Vice Chancellor Michael Arthur has warned that the University is at risk of having a dangerously low surplus next year.
Speaking on Wednesday, Mr Arthur slammed government policy for leaving universities like Leeds financially insecure.
“None of us foresaw the massive change of £3k to £9k”, he said, adding, “It’s all led to uncertainty in student numbers, it’s made life more difficult to plan. When you run a big organization like this and you have uncertainty in income, you have to plan for that uncertainty.”
The VC blamed this fall in the number of students on the government’s controversial ‘Core and Margin’ education reforms.
Under this scheme, universities charging more than £7,500, like Leeds, are forced to hand back a certain number of places or suffer a substantial fine. However, with fewer applicants achieving top grades in the summer, Leeds has struggled to fill places.
The Vice Chancellor said: “We were aiming for 5,900 [new students] but it looks like we’ll end up at 5,600, maybe 5,700. We definitely need to keep it above 5,400 so that the University finances continue to function. We are heavily dependent on recruiting.”
Michael Arthur, who has been Vice Chancellor since 2004, is due to leave Leeds at the end of the academic year to become President University College London.
When asked if he felt that he had achieved all had intended to in his time at Leeds, Arthur replied that he was “two thirds” satisfied with his accomplishments.

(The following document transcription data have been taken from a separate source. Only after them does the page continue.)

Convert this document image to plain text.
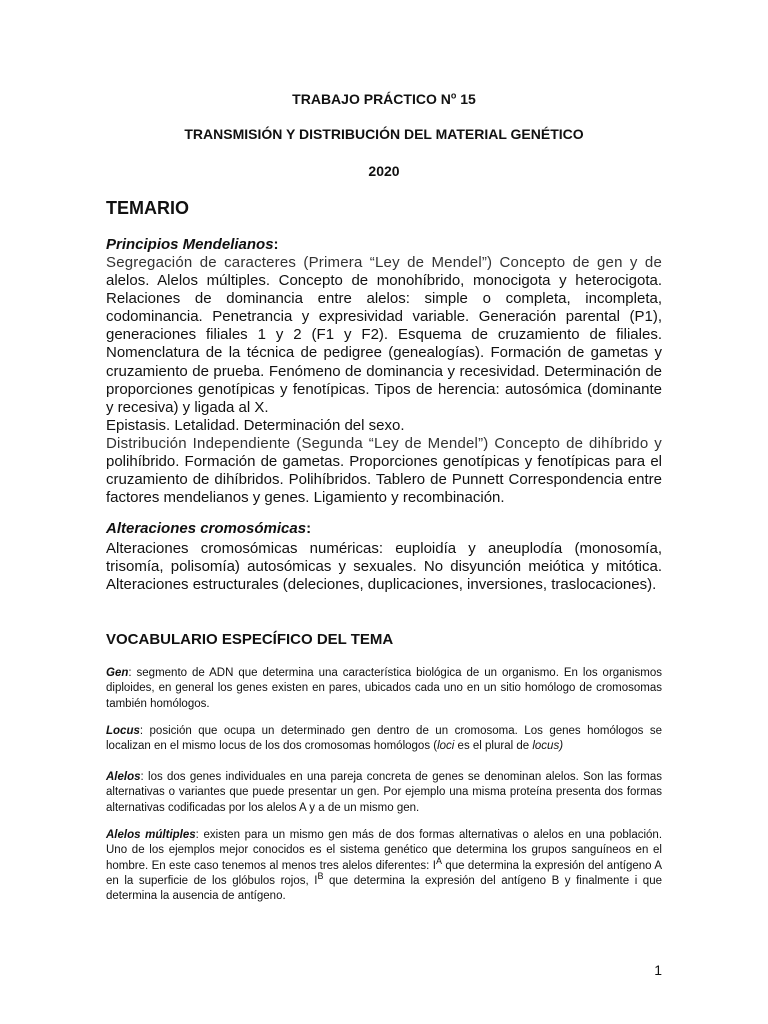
TRABAJO PRÁCTICO $N^o$ 15
TRANSMISIÓN Y DISTRIBUCIÓN DEL MATERIAL GENÉTICO
2020
TEMARIO
Principios Mendelianos:

Segregación de caracteres (Primera “Ley de Mendel”) Concepto de gen y de alelos. Alelos múltiples. Concepto de monohíbrido, monocigota y heterocigota. Relaciones de dominancia entre alelos: simple o completa, incompleta, codominancia. Penetrancia y expresividad variable. Generación parental (P1), generaciones filiales 1 y 2 (F1 y F2). Esquema de cruzamiento de filiales. Nomenclatura de la técnica de pedigree (genealogías). Formación de gametas y cruzamiento de prueba. Fenómeno de dominancia y recesividad. Determinación de proporciones genotípicas y fenotípicas. Tipos de herencia: autosómica (dominante y recesiva) y ligada al X.

Epistasis. Letalidad. Determinación del sexo.

Distribución Independiente (Segunda “Ley de Mendel”) Concepto de dihíbrido y polihíbrido. Formación de gametas. Proporciones genotípicas y fenotípicas para el cruzamiento de dihíbridos. Polihíbridos. Tablero de Punnett Correspondencia entre factores mendelianos y genes. Ligamiento y recombinación.

Alteraciones cromosómicas:

Alteraciones cromosómicas numéricas: euploidía y aneuplodía (monosomía, trisomía, polisomía) autosómicas y sexuales. No disyunción meiótica y mitótica. Alteraciones estructurales (deleciones, duplicaciones, inversiones, traslocaciones).

VOCABULARIO ESPECÍFICO DEL TEMA

Gen: segmento de ADN que determina una característica biológica de un organismo. En los organismos diploides, en general los genes existen en pares, ubicados cada uno en un sitio homólogo de cromosomas también homólogos.

Locus: posición que ocupa un determinado gen dentro de un cromosoma. Los genes homólogos se localizan en el mismo locus de los dos cromosomas homólogos (loci es el plural de locus)

Alelos: los dos genes individuales en una pareja concreta de genes se denominan alelos. Son las formas alternativas o variantes que puede presentar un gen. Por ejemplo una misma proteína presenta dos formas alternativas codificadas por los alelos A y a de un mismo gen.

Alelos múltiples: existen para un mismo gen más de dos formas alternativas o alelos en una población. Uno de los ejemplos mejor conocidos es el sistema genético que determina los grupos sanguíneos en el hombre. En este caso tenemos al menos tres alelos diferentes: $I^A$ que determina la expresión del antígeno A en la superficie de los glóbulos rojos, $I^B$ que determina la expresión del antígeno B y finalmente i que determina la ausencia de antígeno.

1
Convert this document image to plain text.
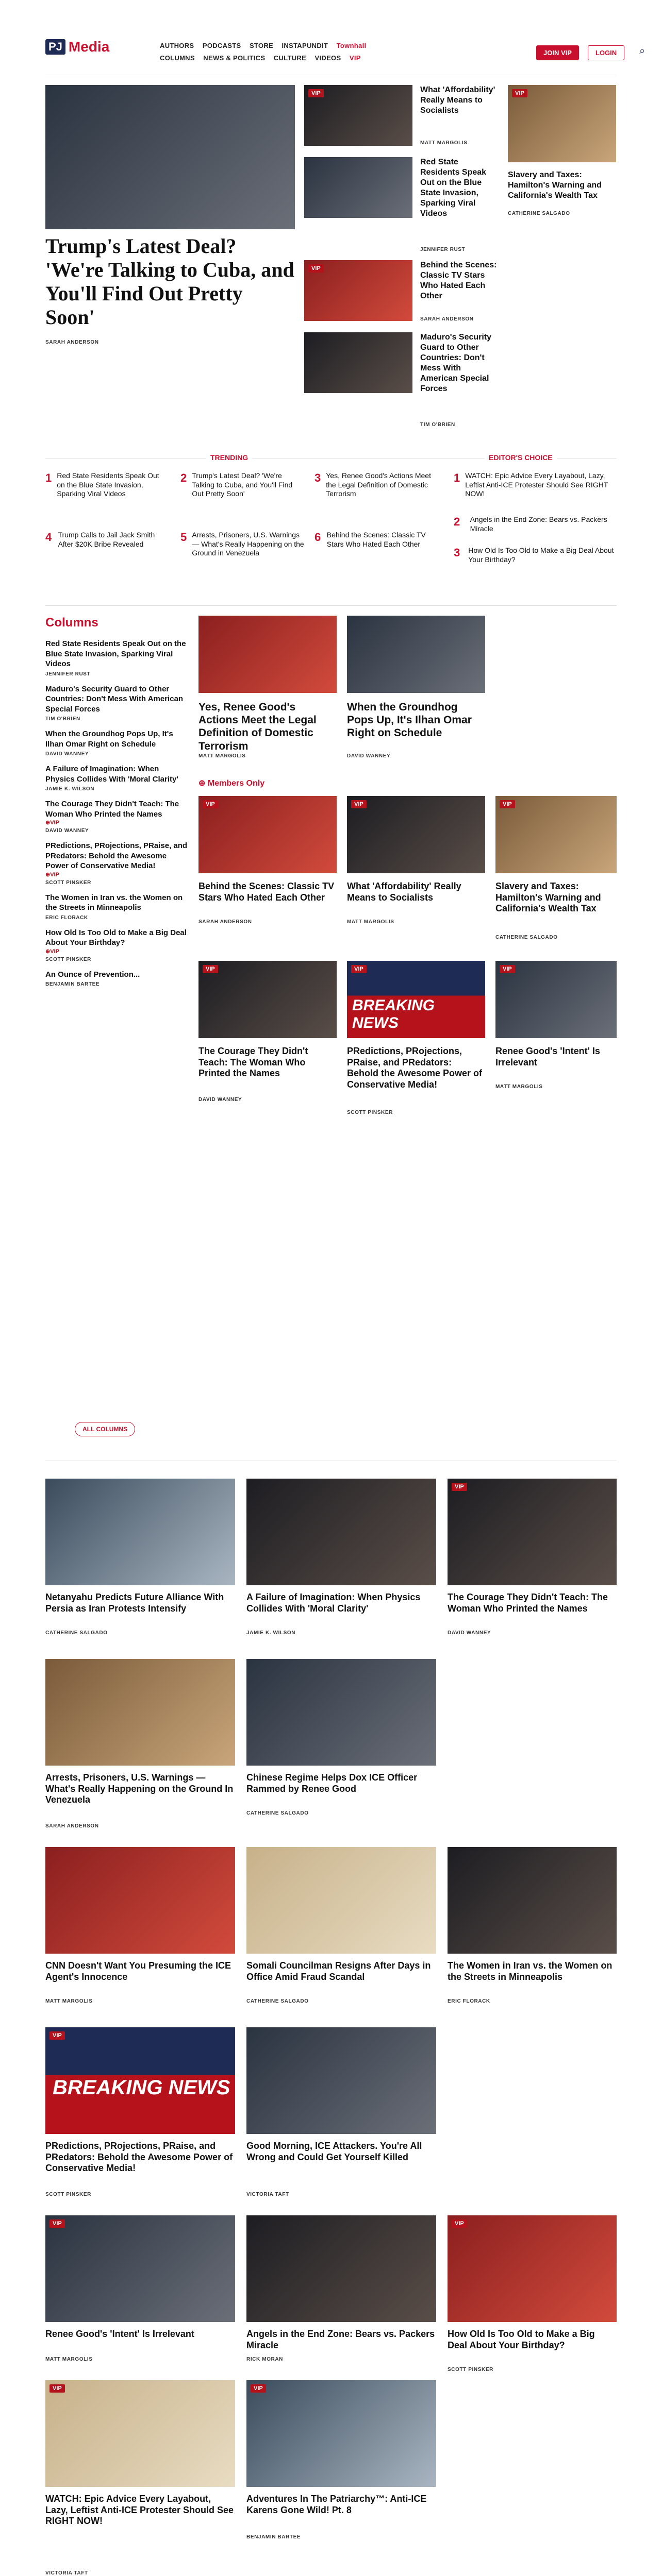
PJ Media	AUTHORS PODCASTS STORE INSTAPUNDIT Townhall
COLUMNS NEWS & POLITICS CULTURE VIDEOS VIP
JOIN VIP	LOGIN	⌕
Trump's Latest Deal? 'We're Talking to Cuba, and You'll Find Out Pretty Soon'
SARAH ANDERSON
VIP	What 'Affordability' Really Means to Socialists
MATT MARGOLIS
Red State Residents Speak Out on the Blue State Invasion, Sparking Viral Videos
JENNIFER RUST
VIP	Behind the Scenes: Classic TV Stars Who Hated Each Other
SARAH ANDERSON
Maduro's Security Guard to Other Countries: Don't Mess With American Special Forces
TIM O'BRIEN
VIP
Slavery and Taxes: Hamilton's Warning and California's Wealth Tax
CATHERINE SALGADO
TRENDING	EDITOR'S CHOICE
1 Red State Residents Speak Out on the Blue State Invasion, Sparking Viral Videos
2 Trump's Latest Deal? 'We're Talking to Cuba, and You'll Find Out Pretty Soon'
3 Yes, Renee Good's Actions Meet the Legal Definition of Domestic Terrorism
4 Trump Calls to Jail Jack Smith After $20K Bribe Revealed
5 Arrests, Prisoners, U.S. Warnings — What's Really Happening on the Ground in Venezuela
6 Behind the Scenes: Classic TV Stars Who Hated Each Other
1 WATCH: Epic Advice Every Layabout, Lazy, Leftist Anti-ICE Protester Should See RIGHT NOW!
2	Angels in the End Zone: Bears vs. Packers Miracle
3	How Old Is Too Old to Make a Big Deal About Your Birthday?
Columns
Red State Residents Speak Out on the Blue State Invasion, Sparking Viral Videos
JENNIFER RUST
Maduro's Security Guard to Other Countries: Don't Mess With American Special Forces
TIM O'BRIEN
When the Groundhog Pops Up, It's Ilhan Omar Right on Schedule
DAVID WANNEY
A Failure of Imagination: When Physics Collides With 'Moral Clarity'
JAMIE K. WILSON
The Courage They Didn't Teach: The Woman Who Printed the Names
⊕VIP
DAVID WANNEY
PRedictions, PRojections, PRaise, and PRedators: Behold the Awesome Power of Conservative Media!
⊕VIP
SCOTT PINSKER
The Women in Iran vs. the Women on the Streets in Minneapolis
ERIC FLORACK
How Old Is Too Old to Make a Big Deal About Your Birthday?
⊕VIP
SCOTT PINSKER
An Ounce of Prevention...
BENJAMIN BARTEE
ALL COLUMNS
Yes, Renee Good's Actions Meet the Legal Definition of Domestic Terrorism
MATT MARGOLIS
When the Groundhog Pops Up, It's Ilhan Omar Right on Schedule
DAVID WANNEY
⊕ Members Only
VIP
Behind the Scenes: Classic TV Stars Who Hated Each Other
SARAH ANDERSON
VIP
What 'Affordability' Really Means to Socialists
MATT MARGOLIS
VIP
Slavery and Taxes: Hamilton's Warning and California's Wealth Tax
CATHERINE SALGADO
VIP
The Courage They Didn't Teach: The Woman Who Printed the Names
DAVID WANNEY
VIP
BREAKING NEWS
PRedictions, PRojections, PRaise, and PRedators: Behold the Awesome Power of Conservative Media!
SCOTT PINSKER
VIP
Renee Good's 'Intent' Is Irrelevant
MATT MARGOLIS
Netanyahu Predicts Future Alliance With Persia as Iran Protests Intensify
CATHERINE SALGADO
A Failure of Imagination: When Physics Collides With 'Moral Clarity'
JAMIE K. WILSON
VIP
The Courage They Didn't Teach: The Woman Who Printed the Names
DAVID WANNEY
Arrests, Prisoners, U.S. Warnings — What's Really Happening on the Ground In Venezuela
SARAH ANDERSON
Chinese Regime Helps Dox ICE Officer Rammed by Renee Good
CATHERINE SALGADO
CNN Doesn't Want You Presuming the ICE Agent's Innocence
MATT MARGOLIS
Somali Councilman Resigns After Days in Office Amid Fraud Scandal
CATHERINE SALGADO
The Women in Iran vs. the Women on the Streets in Minneapolis
ERIC FLORACK
VIP
BREAKING NEWS
PRedictions, PRojections, PRaise, and PRedators: Behold the Awesome Power of Conservative Media!
SCOTT PINSKER
Good Morning, ICE Attackers. You're All Wrong and Could Get Yourself Killed
VICTORIA TAFT
VIP
Renee Good's 'Intent' Is Irrelevant
MATT MARGOLIS
Angels in the End Zone: Bears vs. Packers Miracle
RICK MORAN
VIP
How Old Is Too Old to Make a Big Deal About Your Birthday?
SCOTT PINSKER
VIP
WATCH: Epic Advice Every Layabout, Lazy, Leftist Anti-ICE Protester Should See RIGHT NOW!
VICTORIA TAFT
VIP
Adventures In The Patriarchy™: Anti-ICE Karens Gone Wild! Pt. 8
BENJAMIN BARTEE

One of his key aims as leader of the University had been to raise Leeds into the top 50 of the world rankings.
Although he admitted that such an aim was “always a stretch target”, Arthur was deeply critical of the rankings systems. “You can buy your way into the top 50, the way league tables are measured. League tables are dangerous, they become too important, they are not accurate and they are not what really matters about a university.”